4.4. Potential trophic network of parasitic wasps

DNA in the gut of predators has been extensively documented. High-throughput sequencing methods have revealed the presence of various hexapod insects in spider guts [45]and detected the dietary composition of ladybugs [46]. Wilson, Looney et al. (2023) successfully identified prey from Vespa mandarinia larvae feces [47], and Berman and Inbar (2022) elucidated interactions between large mammalian herbivores and plant-dwelling arthropods[48]. Previous studies on nutritional relationships between parasitic wasps and their hosts have primarily focused on species identification using host DNA detection techniques [49]. By employing molecular detection techniques, Zhu et al. (2019) analyzed the quantitative food web structure of Aphis spiraecola and its parasitoid on citrus plants[50].

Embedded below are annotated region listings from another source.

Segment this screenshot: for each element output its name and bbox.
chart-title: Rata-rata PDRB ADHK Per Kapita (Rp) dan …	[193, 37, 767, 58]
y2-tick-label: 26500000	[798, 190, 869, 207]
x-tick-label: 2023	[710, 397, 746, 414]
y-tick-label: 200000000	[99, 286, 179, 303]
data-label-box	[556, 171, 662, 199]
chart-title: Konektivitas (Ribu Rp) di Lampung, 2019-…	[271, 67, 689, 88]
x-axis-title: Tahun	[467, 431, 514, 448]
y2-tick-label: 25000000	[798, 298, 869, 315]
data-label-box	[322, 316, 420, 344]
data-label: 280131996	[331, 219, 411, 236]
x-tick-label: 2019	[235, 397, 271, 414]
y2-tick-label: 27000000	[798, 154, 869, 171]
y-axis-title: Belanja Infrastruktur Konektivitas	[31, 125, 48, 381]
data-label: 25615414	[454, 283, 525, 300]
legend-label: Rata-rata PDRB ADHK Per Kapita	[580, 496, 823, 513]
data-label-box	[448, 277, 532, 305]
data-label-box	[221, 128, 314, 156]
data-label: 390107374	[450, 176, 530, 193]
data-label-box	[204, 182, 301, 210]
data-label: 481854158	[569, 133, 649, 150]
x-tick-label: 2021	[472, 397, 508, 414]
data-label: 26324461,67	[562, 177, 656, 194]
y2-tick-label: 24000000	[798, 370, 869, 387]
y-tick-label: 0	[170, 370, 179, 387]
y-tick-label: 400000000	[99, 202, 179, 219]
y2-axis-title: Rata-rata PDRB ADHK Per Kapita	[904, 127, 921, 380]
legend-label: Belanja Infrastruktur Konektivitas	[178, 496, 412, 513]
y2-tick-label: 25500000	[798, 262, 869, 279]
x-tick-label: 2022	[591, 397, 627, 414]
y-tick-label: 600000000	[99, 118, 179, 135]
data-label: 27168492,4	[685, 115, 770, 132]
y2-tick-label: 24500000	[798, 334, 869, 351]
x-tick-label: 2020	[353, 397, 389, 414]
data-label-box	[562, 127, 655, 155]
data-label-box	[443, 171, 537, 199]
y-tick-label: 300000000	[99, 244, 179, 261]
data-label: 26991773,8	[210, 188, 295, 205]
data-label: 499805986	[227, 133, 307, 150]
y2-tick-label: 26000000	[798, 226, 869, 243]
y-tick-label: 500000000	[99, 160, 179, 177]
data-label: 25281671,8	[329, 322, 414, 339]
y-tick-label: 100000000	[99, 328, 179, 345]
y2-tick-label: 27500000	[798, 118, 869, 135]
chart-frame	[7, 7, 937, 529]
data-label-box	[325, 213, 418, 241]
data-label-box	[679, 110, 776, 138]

In this study, several important agricultural pests such as Cnaphalocrocis medinalis, Chlorops oryzae, Nilaparvata lugens, and Sogatella furcifera were detected from tissue samples of parasitoid wasps (Figure 7). After manually correcting some annotation results, we were able to eliminate classification errors and sample contamination. Moreover, the occurrence of cross-contamination in samples stored in 95% ethanol is extremely rare [51], additional insects detected in the parasitoid samples in this study are mainly from parasitoid hosts. This demonstrates the feasibility of identifying host species through DNA analysis of adult parasitoid wasps, in contrast to the commonly used barcoding approach that relies on analyzing host samples to identify their associated parasitic wasps [52].

5. Conclusions

In this study, we make three mainly conclusions. (i) Based on the second-generation sequencing results obtained from two sampling methods, a total of 4956 OTUs belonging to 174 genera and 32 families of parasitoid wasps were annotated. (ii) The ethanol filter method can efficiently capture a wide range of information diversity. However, it exhibits lower resolution and result in loss of species abundance. Selective selection of insects of a single taxonomic order from the Malaise traps helps to improve the overall resolution. (iii) Using high throughput sequencing from adult parasitoid wasps can be detected by the host information, facilitating a comprehensive understanding of host species and providing novel insights into food web construction.